EKBIS.CO, NEW YORK -- Harga minyak dunia jatuh lagi pada Selasa (Rabu pagi WIB), setelah Badan Energi Internasional (IEA) memperingatkan harga bisa turun lebih lanjut karena meningkatnya kelebihan pasokan dan melemahnya pertumbuhan permintaan global.
Patokan AS, minyak mentah West Texas Intermediate (WTI) untuk pengiriman Maret turun 1,75 dolar AS (5,9 persen) menjadi berakhir di 27,94 dolar AS per barel di New York Mercantile Exchange. Di London, minyak mentah Brent North Sea untuk pengiriman April, patokan minyak mentah Eropa, turun menjadi 30,32 dolar AS per barel, merosot 2,53 dolar AS (7,7 persen) dari penutupan Senin (8/2). Kedua kontrak WTI dan Brent telah jatuh lebih dari tiga persen pada Senin.
IEA, dalam laporan bulanannya Selasa, memperkirakan surplus minyak dunia akan lebih besar dari perkiraan sebelumnya pada semester pertama 2016. OPEC dinilai bertanggung jawab atas melimpahnya pasokan yang memukul pasar. Sementara, Arab Saudi, Irak, dan pembebasan sanksi Iran memperbesar pasokan minyak pasar. "Dengan pasar sudah dibanjiri minyak, sangat sulit untuk melihat bagaimana harga minyak dapat naik secara signifikan dalam jangka pendek," katanya.
IEA mempertahankan pandangan bahwa pertumbuhan permintaan global akan berkurang di 2016 menjadi 1,2 juta barel per hari dari 1,6 juta barel per hari pada 2015. Akhir bulan lalu, harga sempat mengalami reli didukung spekulasi bahwa Rusia, produsen minyak terbesar dunia, dan 13 negara dari Organisasi Negara-negara Pengekspor Minyak (OPEC) akan membahas pemotongan produksi terkoordinasi. Namun IEA mengatakan bahwa "kemungkinan pemotongan terkoordinasi sangat rendah."
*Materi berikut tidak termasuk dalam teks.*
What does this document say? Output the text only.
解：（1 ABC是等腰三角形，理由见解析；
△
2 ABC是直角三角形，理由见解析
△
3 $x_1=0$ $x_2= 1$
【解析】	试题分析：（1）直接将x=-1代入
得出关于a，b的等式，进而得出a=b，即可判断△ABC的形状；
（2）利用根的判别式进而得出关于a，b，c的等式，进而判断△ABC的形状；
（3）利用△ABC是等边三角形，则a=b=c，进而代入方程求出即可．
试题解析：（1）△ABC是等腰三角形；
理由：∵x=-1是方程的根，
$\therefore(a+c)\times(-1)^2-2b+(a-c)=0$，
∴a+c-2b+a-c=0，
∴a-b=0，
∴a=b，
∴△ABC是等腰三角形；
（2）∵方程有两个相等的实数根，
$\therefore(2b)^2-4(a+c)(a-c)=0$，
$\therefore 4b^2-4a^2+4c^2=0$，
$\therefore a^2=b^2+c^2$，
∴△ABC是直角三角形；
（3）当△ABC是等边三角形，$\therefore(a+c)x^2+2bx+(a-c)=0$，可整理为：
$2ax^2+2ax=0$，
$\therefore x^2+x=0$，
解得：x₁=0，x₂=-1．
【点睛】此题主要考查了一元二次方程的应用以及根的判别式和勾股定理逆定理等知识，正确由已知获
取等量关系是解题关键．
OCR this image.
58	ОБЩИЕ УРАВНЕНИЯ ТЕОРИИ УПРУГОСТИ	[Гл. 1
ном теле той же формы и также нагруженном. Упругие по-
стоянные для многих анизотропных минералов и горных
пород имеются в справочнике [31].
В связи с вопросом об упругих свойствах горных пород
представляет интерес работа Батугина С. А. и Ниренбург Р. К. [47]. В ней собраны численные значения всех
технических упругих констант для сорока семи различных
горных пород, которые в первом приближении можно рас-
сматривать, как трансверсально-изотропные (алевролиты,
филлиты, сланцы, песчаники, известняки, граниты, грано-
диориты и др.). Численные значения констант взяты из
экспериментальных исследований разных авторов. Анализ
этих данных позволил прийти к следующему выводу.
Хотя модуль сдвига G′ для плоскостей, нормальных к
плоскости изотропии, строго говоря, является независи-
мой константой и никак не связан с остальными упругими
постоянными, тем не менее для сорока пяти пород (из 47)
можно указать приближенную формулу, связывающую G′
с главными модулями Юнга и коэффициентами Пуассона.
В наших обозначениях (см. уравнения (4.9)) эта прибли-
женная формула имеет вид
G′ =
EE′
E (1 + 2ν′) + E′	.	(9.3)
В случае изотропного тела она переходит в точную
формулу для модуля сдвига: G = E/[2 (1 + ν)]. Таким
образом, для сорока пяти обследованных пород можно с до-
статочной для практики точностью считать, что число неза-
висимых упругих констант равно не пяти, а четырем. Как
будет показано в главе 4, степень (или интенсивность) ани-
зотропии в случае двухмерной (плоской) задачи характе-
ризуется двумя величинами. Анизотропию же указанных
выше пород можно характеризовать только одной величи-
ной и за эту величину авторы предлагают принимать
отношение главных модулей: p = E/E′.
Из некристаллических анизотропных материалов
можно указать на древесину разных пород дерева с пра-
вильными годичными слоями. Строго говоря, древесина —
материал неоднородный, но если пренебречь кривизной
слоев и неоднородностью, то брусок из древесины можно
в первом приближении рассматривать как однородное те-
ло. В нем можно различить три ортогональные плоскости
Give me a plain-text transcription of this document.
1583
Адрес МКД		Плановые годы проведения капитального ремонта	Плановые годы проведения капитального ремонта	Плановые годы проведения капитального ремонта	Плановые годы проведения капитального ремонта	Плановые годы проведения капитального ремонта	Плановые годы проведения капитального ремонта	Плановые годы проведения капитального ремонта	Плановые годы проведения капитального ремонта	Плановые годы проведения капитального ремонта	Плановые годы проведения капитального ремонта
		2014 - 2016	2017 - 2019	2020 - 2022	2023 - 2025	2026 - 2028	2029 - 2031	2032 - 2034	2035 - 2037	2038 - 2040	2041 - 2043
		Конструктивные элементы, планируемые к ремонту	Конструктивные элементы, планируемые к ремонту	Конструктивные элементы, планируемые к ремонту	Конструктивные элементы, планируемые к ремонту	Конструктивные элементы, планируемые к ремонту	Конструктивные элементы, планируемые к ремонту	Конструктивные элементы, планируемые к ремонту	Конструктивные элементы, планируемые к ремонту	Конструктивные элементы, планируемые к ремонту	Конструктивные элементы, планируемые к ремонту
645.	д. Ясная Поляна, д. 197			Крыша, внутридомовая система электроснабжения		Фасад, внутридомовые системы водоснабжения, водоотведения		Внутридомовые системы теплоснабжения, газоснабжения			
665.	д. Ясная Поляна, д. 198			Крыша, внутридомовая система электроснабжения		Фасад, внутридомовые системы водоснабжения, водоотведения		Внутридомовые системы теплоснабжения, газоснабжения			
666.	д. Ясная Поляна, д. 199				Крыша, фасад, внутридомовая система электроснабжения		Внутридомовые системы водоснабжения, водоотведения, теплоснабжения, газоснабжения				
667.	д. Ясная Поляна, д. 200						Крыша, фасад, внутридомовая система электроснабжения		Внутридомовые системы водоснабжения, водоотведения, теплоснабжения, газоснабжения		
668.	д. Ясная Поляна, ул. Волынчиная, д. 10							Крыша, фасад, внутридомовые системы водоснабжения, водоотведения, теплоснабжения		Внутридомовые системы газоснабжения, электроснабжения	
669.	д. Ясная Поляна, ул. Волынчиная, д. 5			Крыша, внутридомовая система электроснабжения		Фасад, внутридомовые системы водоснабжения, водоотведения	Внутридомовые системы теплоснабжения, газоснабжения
Matt Smith dari ClipperData mencatat bahwa laporan prospek jangka pendek Departemen Energi AS (DoE), juga dirilis Selasa, memberikan gambaran serupa atas pasar. "Jadi kombinasi dari kedua laporan tersebut mungkin membuat harga minyak mentah ke serendah 20-an dolar AS lagi," katanya.
WTI pada Januari turun di bawah 28 dolar AS per barel untuk pertama kalinya sejak September 2003. Produksi minyak OPEC rata-rata 31,6 juta barel per hari tahun lalu, meningkat 0,8 juta barel per hari dari 2014, dipimpin oleh kenaikan produksi di Irak dan Arab Saudi, menurut prospek energi jangka pendek DoE, Selasa.